O Censo de 2022 do IBGE revelou que cerca de 25,6 milhões de brasileiros vivem em áreas rurais, onde frequentemente faltam condições estruturais para a prestação do serviço postal. Isso significa que, mesmo com um endereço cadastrado corretamente, muitos autuados não recebem as notificações de infrações de trânsito, prejudicando seu direito ao contraditório e à ampla defesa.
Além disso, a Lei nº 9.784/1999 estabelece que a comunicação dos atos públicos deve ser realizada preferencialmente por meios que assegurem a ciência do interessado. No entanto, a notificação por edital, que é uma medida excepcional, tem sido utilizada de forma inadequada, sem esgotar as tentativas de notificação pessoal e postal.
Como a legislação orienta a notificação de infrações de trânsito?
A legislação brasileira, incluindo a Resolução nº 723/2018 do Contran e o Código de Trânsito Brasileiro (CTB), exige que a notificação por edital só ocorra após o esgotamento das tentativas de notificação postal e pessoal. A prática, no entanto, muitas vezes não segue essa diretriz, resultando em nulidades processuais e prejuízos para os autuados.
Decisões judiciais têm reforçado a necessidade de dupla notificação para assegurar a ciência do autuado. Por exemplo, a 2ª Turma Recursal da Fazenda Pública do Rio Grande do Sul já declarou a nulidade de processos administrativos devido à falha na entrega pelos Correios e ao uso prematuro da notificação por edital.
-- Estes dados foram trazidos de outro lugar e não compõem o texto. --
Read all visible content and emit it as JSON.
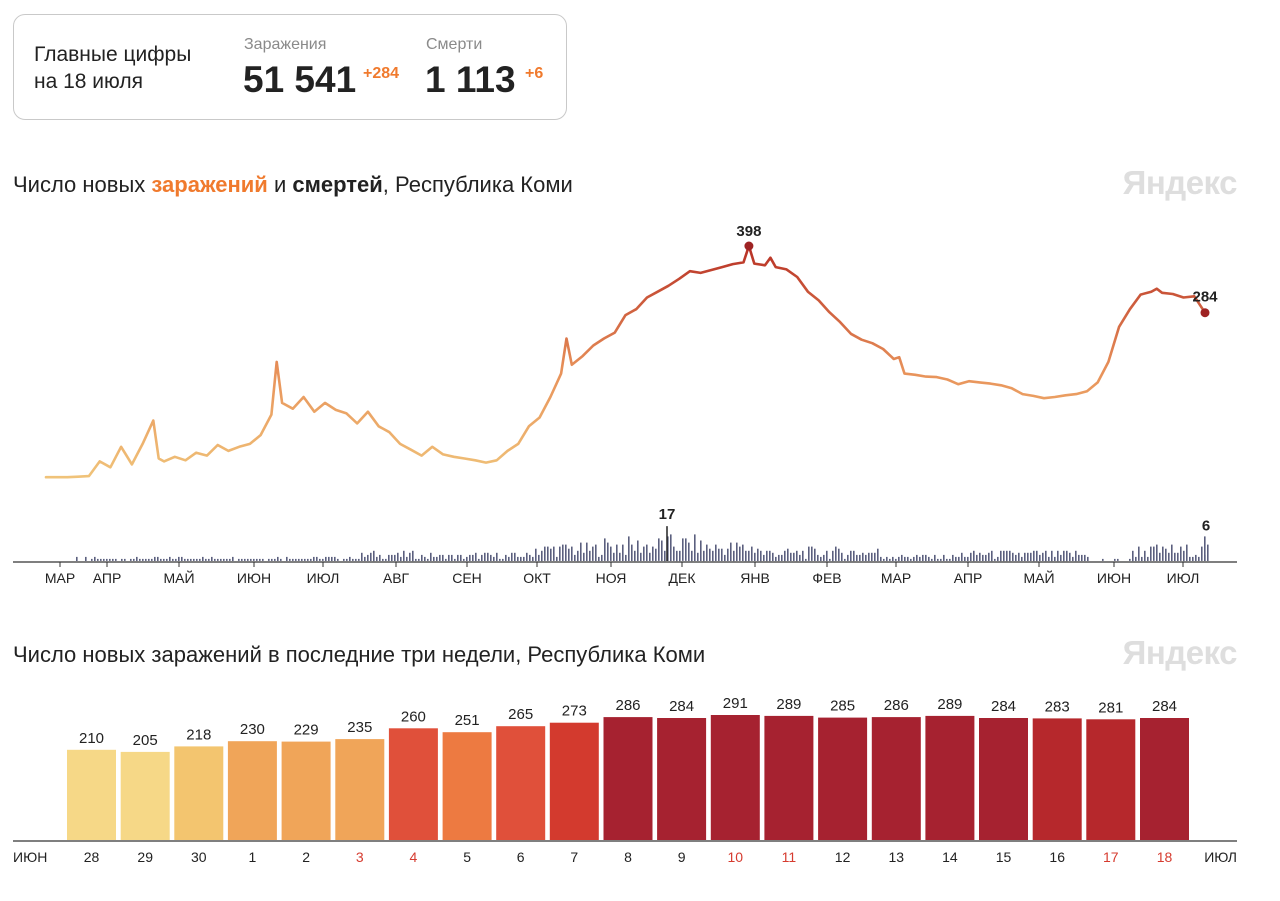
{
  "summary": {
    "title_line1": "Главные цифры",
    "title_line2": "на 18 июля",
    "infections_label": "Заражения",
    "infections_value": "51 541",
    "infections_delta": "+284",
    "deaths_label": "Смерти",
    "deaths_value": "1 113",
    "deaths_delta": "+6"
  },
  "colors": {
    "accent_infections": "#f07a2d",
    "deaths_bar": "#5b5f7e",
    "peak_red": "#9e2323",
    "line_low": "#f0c47a",
    "line_high": "#b52b22",
    "weekend_red": "#d63b2f",
    "brand_gray": "#dedede"
  },
  "brand_text": "Яндекс",
  "chart1": {
    "title_pre": "Число новых ",
    "title_inf": "заражений",
    "title_mid": " и ",
    "title_death": "смертей",
    "title_post": ", Республика Коми",
    "months": [
      "МАР",
      "АПР",
      "МАЙ",
      "ИЮН",
      "ИЮЛ",
      "АВГ",
      "СЕН",
      "ОКТ",
      "НОЯ",
      "ДЕК",
      "ЯНВ",
      "ФЕВ",
      "МАР",
      "АПР",
      "МАЙ",
      "ИЮН",
      "ИЮЛ"
    ],
    "peak_infections_label": "398",
    "last_infections_label": "284",
    "peak_deaths_label": "17",
    "last_deaths_label": "6"
  },
  "chart_data": [
    {
      "type": "line",
      "title": "Число новых заражений и смертей, Республика Коми",
      "x_range": [
        "2020-03",
        "2021-07-18"
      ],
      "series": [
        {
          "name": "заражения",
          "values": [
            [
              0,
              3
            ],
            [
              1,
              3
            ],
            [
              2,
              3
            ],
            [
              3,
              4
            ],
            [
              4,
              5
            ],
            [
              5,
              30
            ],
            [
              6,
              20
            ],
            [
              7,
              55
            ],
            [
              8,
              25
            ],
            [
              9,
              60
            ],
            [
              10,
              100
            ],
            [
              10.5,
              35
            ],
            [
              11,
              30
            ],
            [
              12,
              38
            ],
            [
              13,
              32
            ],
            [
              14,
              45
            ],
            [
              15,
              40
            ],
            [
              16,
              58
            ],
            [
              17,
              48
            ],
            [
              18,
              55
            ],
            [
              19,
              60
            ],
            [
              20,
              75
            ],
            [
              21,
              110
            ],
            [
              21.5,
              200
            ],
            [
              22,
              130
            ],
            [
              23,
              120
            ],
            [
              24,
              140
            ],
            [
              25,
              115
            ],
            [
              26,
              130
            ],
            [
              27,
              118
            ],
            [
              28,
              112
            ],
            [
              29,
              95
            ],
            [
              30,
              115
            ],
            [
              31,
              90
            ],
            [
              32,
              80
            ],
            [
              33,
              60
            ],
            [
              34,
              50
            ],
            [
              35,
              40
            ],
            [
              36,
              55
            ],
            [
              37,
              42
            ],
            [
              38,
              38
            ],
            [
              39,
              35
            ],
            [
              40,
              32
            ],
            [
              41,
              28
            ],
            [
              42,
              32
            ],
            [
              43,
              48
            ],
            [
              44,
              60
            ],
            [
              45,
              90
            ],
            [
              46,
              105
            ],
            [
              47,
              140
            ],
            [
              48,
              180
            ],
            [
              48.5,
              240
            ],
            [
              49,
              195
            ],
            [
              50,
              210
            ],
            [
              51,
              228
            ],
            [
              52,
              240
            ],
            [
              53,
              250
            ],
            [
              54,
              280
            ],
            [
              55,
              290
            ],
            [
              56,
              310
            ],
            [
              57,
              320
            ],
            [
              58,
              330
            ],
            [
              59,
              342
            ],
            [
              60,
              355
            ],
            [
              61,
              352
            ],
            [
              62,
              357
            ],
            [
              63,
              362
            ],
            [
              64,
              367
            ],
            [
              65,
              370
            ],
            [
              65.5,
              398
            ],
            [
              66,
              368
            ],
            [
              67,
              365
            ],
            [
              67.5,
              378
            ],
            [
              68,
              362
            ],
            [
              69,
              358
            ],
            [
              70,
              345
            ],
            [
              71,
              320
            ],
            [
              72,
              305
            ],
            [
              73,
              285
            ],
            [
              74,
              268
            ],
            [
              75,
              248
            ],
            [
              76,
              238
            ],
            [
              77,
              232
            ],
            [
              78,
              222
            ],
            [
              79,
              205
            ],
            [
              79.5,
              208
            ],
            [
              80,
              180
            ],
            [
              81,
              178
            ],
            [
              82,
              175
            ],
            [
              83,
              174
            ],
            [
              84,
              170
            ],
            [
              85,
              162
            ],
            [
              86,
              167
            ],
            [
              87,
              165
            ],
            [
              88,
              163
            ],
            [
              89,
              160
            ],
            [
              90,
              155
            ],
            [
              91,
              145
            ],
            [
              92,
              142
            ],
            [
              93,
              138
            ],
            [
              94,
              140
            ],
            [
              95,
              143
            ],
            [
              96,
              145
            ],
            [
              97,
              150
            ],
            [
              98,
              165
            ],
            [
              99,
              200
            ],
            [
              100,
              260
            ],
            [
              101,
              290
            ],
            [
              102,
              315
            ],
            [
              103,
              320
            ],
            [
              103.5,
              325
            ],
            [
              104,
              318
            ],
            [
              105,
              316
            ],
            [
              106,
              310
            ],
            [
              107,
              312
            ],
            [
              108,
              284
            ]
          ]
        },
        {
          "name": "смерти",
          "peak": 17,
          "last": 6
        }
      ]
    },
    {
      "type": "bar",
      "title": "Число новых заражений в последние три недели, Республика Коми",
      "categories": [
        "28",
        "29",
        "30",
        "1",
        "2",
        "3",
        "4",
        "5",
        "6",
        "7",
        "8",
        "9",
        "10",
        "11",
        "12",
        "13",
        "14",
        "15",
        "16",
        "17",
        "18"
      ],
      "values": [
        210,
        205,
        218,
        230,
        229,
        235,
        260,
        251,
        265,
        273,
        286,
        284,
        291,
        289,
        285,
        286,
        289,
        284,
        283,
        281,
        284
      ],
      "weekend": [
        false,
        false,
        false,
        false,
        false,
        true,
        true,
        false,
        false,
        false,
        false,
        false,
        true,
        true,
        false,
        false,
        false,
        false,
        false,
        true,
        true
      ],
      "start_month_label": "ИЮН",
      "end_month_label": "ИЮЛ"
    }
  ]
}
Quais são as implicações legais da falha na notificação?
A falha na comunicação dos autuados pode levar a consequências severas, como a suspensão ou cassação do direito de dirigir, afetando diretamente a subsistência de muitos cidadãos. Além disso, o não cumprimento das exigências legais para a notificação pode resultar em nulidades processuais, conforme reconhecido por diversas decisões judiciais.
O Poder Judiciário tem sido chamado a intervir em casos onde a notificação por edital foi utilizada sem o devido esgotamento das tentativas de notificação pessoal e postal. Isso reforça a necessidade de maior rigor por parte das autarquias na observância dos procedimentos administrativos, garantindo o direito ao contraditório e à ampla defesa.
Considerações finais sobre o sistema de notificações
O sistema de notificações de infrações de trânsito no Brasil enfrenta desafios significativos, especialmente em áreas de difícil acesso. A falha na entrega pelos Correios e o uso inadequado da notificação por edital destacam a necessidade de melhorias no processo. As autarquias devem adotar medidas mais eficazes para assegurar que os autuados sejam devidamente informados, respeitando os direitos constitucionais ao contraditório e à ampla defesa.